New Ruling To Allow 'Equity Crowdfunding' In US
Small and medium businesses on the growth track will soon be able to turn to the general public for help.
This week, the United States Securities and Exchange Commission, which regulates the securities industry, approved new rules to allow what’s called "equity crowdfunding."
The idea behind equity crowdfunding is similar to popular fundraising websites such as Kickstarter. But instead of collecting donations from the “crowd,” private companies sell stock to the general public.
Only “accredited investors,” or wealthy, financially savvy individuals, have been allowed by law to become shareholders in a private company. The SEC’s decision this week will lift that limitation and open up such investment opportunities to everyone.

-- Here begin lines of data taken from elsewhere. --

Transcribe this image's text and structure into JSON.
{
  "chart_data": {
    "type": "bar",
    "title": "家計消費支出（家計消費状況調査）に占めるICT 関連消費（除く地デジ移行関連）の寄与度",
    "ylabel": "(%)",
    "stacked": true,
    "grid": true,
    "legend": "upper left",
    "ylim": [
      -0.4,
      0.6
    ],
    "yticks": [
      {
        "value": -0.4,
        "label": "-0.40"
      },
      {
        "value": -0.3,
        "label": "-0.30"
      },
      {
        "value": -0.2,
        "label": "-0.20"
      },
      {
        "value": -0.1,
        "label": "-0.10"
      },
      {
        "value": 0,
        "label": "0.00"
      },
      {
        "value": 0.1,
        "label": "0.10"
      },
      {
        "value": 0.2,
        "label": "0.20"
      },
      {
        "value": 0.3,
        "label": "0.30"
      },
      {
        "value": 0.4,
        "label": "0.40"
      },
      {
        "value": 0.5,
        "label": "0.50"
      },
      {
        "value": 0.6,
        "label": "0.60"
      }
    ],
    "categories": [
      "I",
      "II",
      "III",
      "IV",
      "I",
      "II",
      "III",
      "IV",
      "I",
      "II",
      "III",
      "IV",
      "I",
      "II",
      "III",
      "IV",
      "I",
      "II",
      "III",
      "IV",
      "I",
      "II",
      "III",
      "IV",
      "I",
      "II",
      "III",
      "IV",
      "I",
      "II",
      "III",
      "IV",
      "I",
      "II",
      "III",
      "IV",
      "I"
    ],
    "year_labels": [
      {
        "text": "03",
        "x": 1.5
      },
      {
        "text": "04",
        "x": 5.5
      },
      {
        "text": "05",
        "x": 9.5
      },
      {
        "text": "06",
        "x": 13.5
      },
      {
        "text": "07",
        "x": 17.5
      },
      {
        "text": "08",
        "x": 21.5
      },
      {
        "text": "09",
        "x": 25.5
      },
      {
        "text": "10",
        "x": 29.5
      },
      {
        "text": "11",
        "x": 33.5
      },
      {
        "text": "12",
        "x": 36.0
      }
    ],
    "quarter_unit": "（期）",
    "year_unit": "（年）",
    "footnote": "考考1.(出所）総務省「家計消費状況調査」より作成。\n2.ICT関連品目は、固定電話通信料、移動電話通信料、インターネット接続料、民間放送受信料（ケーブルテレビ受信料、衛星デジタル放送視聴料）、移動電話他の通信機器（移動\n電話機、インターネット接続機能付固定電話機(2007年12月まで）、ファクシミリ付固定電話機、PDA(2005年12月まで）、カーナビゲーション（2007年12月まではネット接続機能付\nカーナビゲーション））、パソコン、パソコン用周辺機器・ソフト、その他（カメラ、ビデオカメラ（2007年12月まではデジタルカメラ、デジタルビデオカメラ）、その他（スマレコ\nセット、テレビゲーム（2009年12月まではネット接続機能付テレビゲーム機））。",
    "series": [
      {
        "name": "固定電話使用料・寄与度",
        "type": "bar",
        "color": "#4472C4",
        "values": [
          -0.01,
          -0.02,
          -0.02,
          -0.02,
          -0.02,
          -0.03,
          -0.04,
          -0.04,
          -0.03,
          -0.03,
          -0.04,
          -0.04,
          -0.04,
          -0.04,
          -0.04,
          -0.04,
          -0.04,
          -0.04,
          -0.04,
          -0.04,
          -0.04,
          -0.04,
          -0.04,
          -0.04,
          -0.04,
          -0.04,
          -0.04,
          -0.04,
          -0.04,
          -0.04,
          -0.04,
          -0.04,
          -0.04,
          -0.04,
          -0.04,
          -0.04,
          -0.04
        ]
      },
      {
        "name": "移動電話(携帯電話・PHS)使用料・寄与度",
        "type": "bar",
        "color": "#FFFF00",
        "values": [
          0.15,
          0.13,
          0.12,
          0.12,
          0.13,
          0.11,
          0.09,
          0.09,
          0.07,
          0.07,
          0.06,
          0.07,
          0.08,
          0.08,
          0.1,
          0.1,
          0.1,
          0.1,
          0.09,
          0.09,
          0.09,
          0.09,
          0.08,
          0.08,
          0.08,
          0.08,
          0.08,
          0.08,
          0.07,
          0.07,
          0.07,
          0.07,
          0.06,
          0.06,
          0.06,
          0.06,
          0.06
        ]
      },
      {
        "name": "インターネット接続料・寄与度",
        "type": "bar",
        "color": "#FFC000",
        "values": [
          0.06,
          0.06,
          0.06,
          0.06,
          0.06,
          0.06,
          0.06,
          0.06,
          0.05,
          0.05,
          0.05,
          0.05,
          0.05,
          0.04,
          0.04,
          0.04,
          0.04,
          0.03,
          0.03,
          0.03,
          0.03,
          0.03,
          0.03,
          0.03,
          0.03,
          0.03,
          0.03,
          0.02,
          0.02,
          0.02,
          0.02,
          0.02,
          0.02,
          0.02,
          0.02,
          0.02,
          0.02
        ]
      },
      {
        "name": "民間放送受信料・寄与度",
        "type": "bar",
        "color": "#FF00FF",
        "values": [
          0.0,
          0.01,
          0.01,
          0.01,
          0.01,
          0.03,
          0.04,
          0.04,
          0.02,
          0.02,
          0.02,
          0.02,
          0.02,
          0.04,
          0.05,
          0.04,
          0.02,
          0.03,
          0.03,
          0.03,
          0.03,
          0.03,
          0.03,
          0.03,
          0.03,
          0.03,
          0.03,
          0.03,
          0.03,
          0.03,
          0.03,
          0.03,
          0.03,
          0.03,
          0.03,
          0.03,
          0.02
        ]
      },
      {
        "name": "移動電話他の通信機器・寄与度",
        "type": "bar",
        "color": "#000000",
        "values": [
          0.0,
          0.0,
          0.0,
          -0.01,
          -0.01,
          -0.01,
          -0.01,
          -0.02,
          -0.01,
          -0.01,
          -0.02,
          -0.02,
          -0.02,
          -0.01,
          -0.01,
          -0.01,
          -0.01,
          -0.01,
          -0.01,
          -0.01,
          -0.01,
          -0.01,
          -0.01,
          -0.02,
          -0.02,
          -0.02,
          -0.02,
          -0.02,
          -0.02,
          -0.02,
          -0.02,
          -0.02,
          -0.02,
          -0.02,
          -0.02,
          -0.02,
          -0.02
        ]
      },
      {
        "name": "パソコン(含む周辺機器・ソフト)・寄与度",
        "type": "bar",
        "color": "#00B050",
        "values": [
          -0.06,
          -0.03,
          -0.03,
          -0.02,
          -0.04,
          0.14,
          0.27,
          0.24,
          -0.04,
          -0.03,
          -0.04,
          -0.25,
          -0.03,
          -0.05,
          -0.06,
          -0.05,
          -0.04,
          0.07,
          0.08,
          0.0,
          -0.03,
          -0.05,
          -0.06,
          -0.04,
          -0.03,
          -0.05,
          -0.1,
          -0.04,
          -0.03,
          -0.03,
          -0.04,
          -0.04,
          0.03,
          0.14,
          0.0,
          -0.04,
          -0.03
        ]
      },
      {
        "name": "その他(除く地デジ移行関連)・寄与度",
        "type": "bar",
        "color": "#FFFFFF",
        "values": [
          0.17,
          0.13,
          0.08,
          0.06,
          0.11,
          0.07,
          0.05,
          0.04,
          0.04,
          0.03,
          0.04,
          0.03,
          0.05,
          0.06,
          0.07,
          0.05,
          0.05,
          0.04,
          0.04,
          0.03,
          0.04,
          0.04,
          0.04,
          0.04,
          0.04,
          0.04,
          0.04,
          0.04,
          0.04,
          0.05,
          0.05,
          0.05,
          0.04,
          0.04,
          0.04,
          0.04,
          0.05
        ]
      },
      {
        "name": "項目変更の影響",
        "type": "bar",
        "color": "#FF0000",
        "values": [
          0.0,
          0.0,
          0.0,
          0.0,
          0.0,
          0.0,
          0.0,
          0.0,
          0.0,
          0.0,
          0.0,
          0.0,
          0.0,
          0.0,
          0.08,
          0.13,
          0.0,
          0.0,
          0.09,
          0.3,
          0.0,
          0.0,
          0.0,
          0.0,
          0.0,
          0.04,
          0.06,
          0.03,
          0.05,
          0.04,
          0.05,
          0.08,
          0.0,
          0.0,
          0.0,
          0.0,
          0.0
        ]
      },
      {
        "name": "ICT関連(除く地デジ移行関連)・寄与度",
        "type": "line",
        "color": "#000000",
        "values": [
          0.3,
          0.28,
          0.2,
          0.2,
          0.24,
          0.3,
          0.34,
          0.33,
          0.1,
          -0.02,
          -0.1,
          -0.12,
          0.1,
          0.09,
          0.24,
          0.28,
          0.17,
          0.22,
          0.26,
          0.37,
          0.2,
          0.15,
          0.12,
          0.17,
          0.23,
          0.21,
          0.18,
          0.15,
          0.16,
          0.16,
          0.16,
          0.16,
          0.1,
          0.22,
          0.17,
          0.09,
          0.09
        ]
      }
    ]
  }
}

Jonathan Frutkin, attorney and founder of Phoenix-based Frutkin Law Firm, said the SEC’s decision will open new doors for corporate growth and job creation.
“This is a big change because it allows the general public to invest in private deals, which they could never do before,” said Frutkin, who also recently wrote a book about equity crowdfunding and founded Cricca Funding to help private companies with handling securities offerings and working with shareholders on the back end.
He said the SEC’s ruling was also surprising.
A portion of the Jumpstart Our Business Start-Ups Act, also known as the JOBS Act, signed by President Barack Obama in 2012, required the SEC to enact new rules to allow equity crowdfunding nationwide.
The deadline to do so passed at the end of 2012, but the SEC dragged its heels and gave little indication as to its next move.
Thus, several states, including Arizona this year, started putting on the political pressure by passing their own laws.
Those state laws allow crowdfunding in small amounts - $1 million to $2 million limit per company, per year in Arizona – companies and investors must be located within that state.
But with the new SEC rules, companies can raise up to $50 million from anyone, anywhere in the U.S.
Frutkin said the challenge for shareholders is they won’t have much freedom with their money.
“And so investors need to be aware that this isn’t like buying Exxon Mobil or Apple on TD Ameritrade,” he said. “You are buying something that you are going to have to hold on to for the medium to long term.”
The downside for businesses, he said, is the upfront costs. Companies must first go through a review and approval process by the SEC prior to issuing shares, which involves filing fees, attorney’s fees and hiring accountants to perform audits. Frutkin said that can add up to hundreds of thousands of dollars to the company.
The new rules should go into effect within the next 60 days.